CPCB and the state pollution control boards (SPCBs) have been pursuing industries to install air pollution control equipment to comply with emission standards prescribed under the Environment Protection Act 1986. Photo: Mint
CPCB and the state pollution control boards (SPCBs) have been pursuing industries to install air pollution control equipment to comply with emission standards prescribed under the Environment Protection Act 1986. Photo: Mint

CPCB says industries can face closure if failed to follow strict emission norms

CPCB asks all states to ensure that industries that fall under the 17 highly polluting categories comply strictly with emission norms

New Delhi: India’s top pollution watchdog, the Central Pollution Control Board (CPCB), has asked all the states to ensure that industries that fall under the 17 highly polluting categories comply strictly with emission norms.

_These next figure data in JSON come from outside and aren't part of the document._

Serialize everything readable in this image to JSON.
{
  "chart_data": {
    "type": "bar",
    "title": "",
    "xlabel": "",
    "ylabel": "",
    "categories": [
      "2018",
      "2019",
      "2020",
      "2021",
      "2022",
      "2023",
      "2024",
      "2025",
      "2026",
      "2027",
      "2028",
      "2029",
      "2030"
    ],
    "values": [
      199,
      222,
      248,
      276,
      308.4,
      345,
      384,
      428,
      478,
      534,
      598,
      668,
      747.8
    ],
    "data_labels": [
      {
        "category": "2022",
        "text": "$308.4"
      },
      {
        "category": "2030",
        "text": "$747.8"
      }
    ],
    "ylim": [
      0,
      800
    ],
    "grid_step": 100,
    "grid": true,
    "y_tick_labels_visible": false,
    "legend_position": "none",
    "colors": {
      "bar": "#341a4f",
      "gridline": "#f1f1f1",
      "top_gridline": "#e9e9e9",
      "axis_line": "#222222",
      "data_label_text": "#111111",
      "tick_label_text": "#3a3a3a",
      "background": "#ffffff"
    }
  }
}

It also warned that the industries could face closure if they failed to follow the strict norms.

CPCB sent letter to the pollution control boards of all the states on 21 February, which was reviewed by Mint . It noted that the country had 17 categories of highly polluting industries that discharge environmental pollutants directly or indirectly into ambient air and water, resulting in an adverse effect on their quality.

CPCB and the state pollution control boards (SPCBs) have been pursuing industries to install air pollution control equipment to comply with emission standards prescribed under the Environment Protection Act 1986. However, desired results have not been achieved as yet.

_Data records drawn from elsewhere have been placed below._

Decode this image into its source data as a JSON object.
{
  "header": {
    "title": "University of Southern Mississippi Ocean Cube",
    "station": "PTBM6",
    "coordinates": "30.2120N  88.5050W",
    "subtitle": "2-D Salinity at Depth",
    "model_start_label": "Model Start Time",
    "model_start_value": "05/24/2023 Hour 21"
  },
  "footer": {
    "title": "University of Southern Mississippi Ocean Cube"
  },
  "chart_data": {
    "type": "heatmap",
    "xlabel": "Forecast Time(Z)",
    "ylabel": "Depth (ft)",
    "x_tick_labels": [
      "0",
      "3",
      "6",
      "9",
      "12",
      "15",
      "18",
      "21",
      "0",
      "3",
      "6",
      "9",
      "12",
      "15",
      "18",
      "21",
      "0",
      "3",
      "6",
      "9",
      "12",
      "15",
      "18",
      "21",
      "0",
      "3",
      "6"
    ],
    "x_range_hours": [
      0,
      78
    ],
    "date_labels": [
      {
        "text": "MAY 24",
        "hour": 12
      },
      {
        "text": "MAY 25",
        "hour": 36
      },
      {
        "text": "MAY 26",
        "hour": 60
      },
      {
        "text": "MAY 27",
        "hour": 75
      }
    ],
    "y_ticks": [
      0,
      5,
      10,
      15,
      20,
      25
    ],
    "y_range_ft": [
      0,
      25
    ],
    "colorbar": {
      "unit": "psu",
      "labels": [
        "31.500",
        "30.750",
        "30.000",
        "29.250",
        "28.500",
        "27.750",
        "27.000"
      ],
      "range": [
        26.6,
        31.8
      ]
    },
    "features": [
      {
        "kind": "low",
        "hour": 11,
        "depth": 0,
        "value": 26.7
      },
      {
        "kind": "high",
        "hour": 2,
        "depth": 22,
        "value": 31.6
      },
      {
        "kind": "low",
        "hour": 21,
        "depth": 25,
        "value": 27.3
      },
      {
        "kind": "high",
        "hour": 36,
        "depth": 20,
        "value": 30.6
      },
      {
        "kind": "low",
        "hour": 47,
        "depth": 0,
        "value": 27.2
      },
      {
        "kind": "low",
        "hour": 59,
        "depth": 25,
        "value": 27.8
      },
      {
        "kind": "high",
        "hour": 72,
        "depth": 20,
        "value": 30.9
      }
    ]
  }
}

In September 2017, CPCB asked all the state pollution control boards to ensure compliance with such norms but when it carried out inspections, it found that, a “number of industries have not provided proper facilities for stack emission monitoring" in accordance with emission regulations.

As per the letter, emission regulations are prescribed by CPCB to “facilitate proper monitoring facilities like port hole, ladder, platforms" and their absence is considered a “severe violation" of clearance given to operate by the pollution boards.

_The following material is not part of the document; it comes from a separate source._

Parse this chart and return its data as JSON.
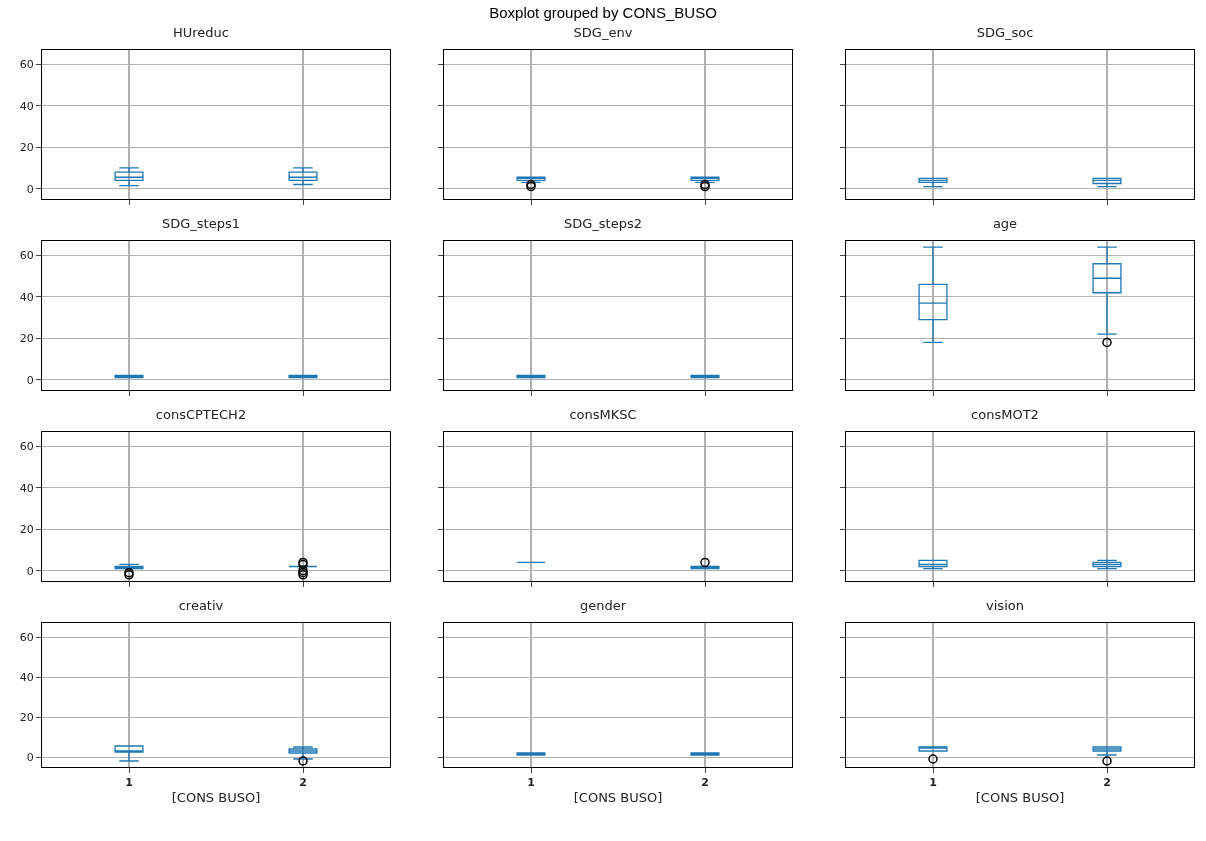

Noting this, CPCB directed all SPCBs to ensure that industries which are counted under the 17 highly polluting categories follow strict emissions norms.

For instance, the letter asked industries to provide, “stack monitoring facility" as per emission regulations “for all stacks attached with boilers."

“The industrial unit will ensure that the port hole and ladder facility is safe to carry out monitoring. In place of monkey ladder, spiral type/scaffold ladder shall be provided to ensure safety of monitoring personnel," the letter noted.

It noted that SPCBs will now prescribe such directions in the “Consent to Establish (CTE)" given to industries and “shall verify the compliance of stack monitoring provisions before issuance of Consent to Operate (CTO) to air polluting industrial units and ensure that no CTO is issued to the unit without such facilities".

Under India’s Water (Prevention and Control of Pollution) Act 1974 and Air Act (Prevention and Control of Pollution) 1981, it is a requirement to get CTE from respective SPCBs before starting construction of an industrial unit and get CTO from the SPCBs before starting production activities at that unit.

The letter warned that absence of a proper stack monitoring facility will be considered a “violation of CPCB’s direction and appropriate action shall be taken including closure of the industrial unit." CPCB also sought action taken reports on the issue from all States within one month.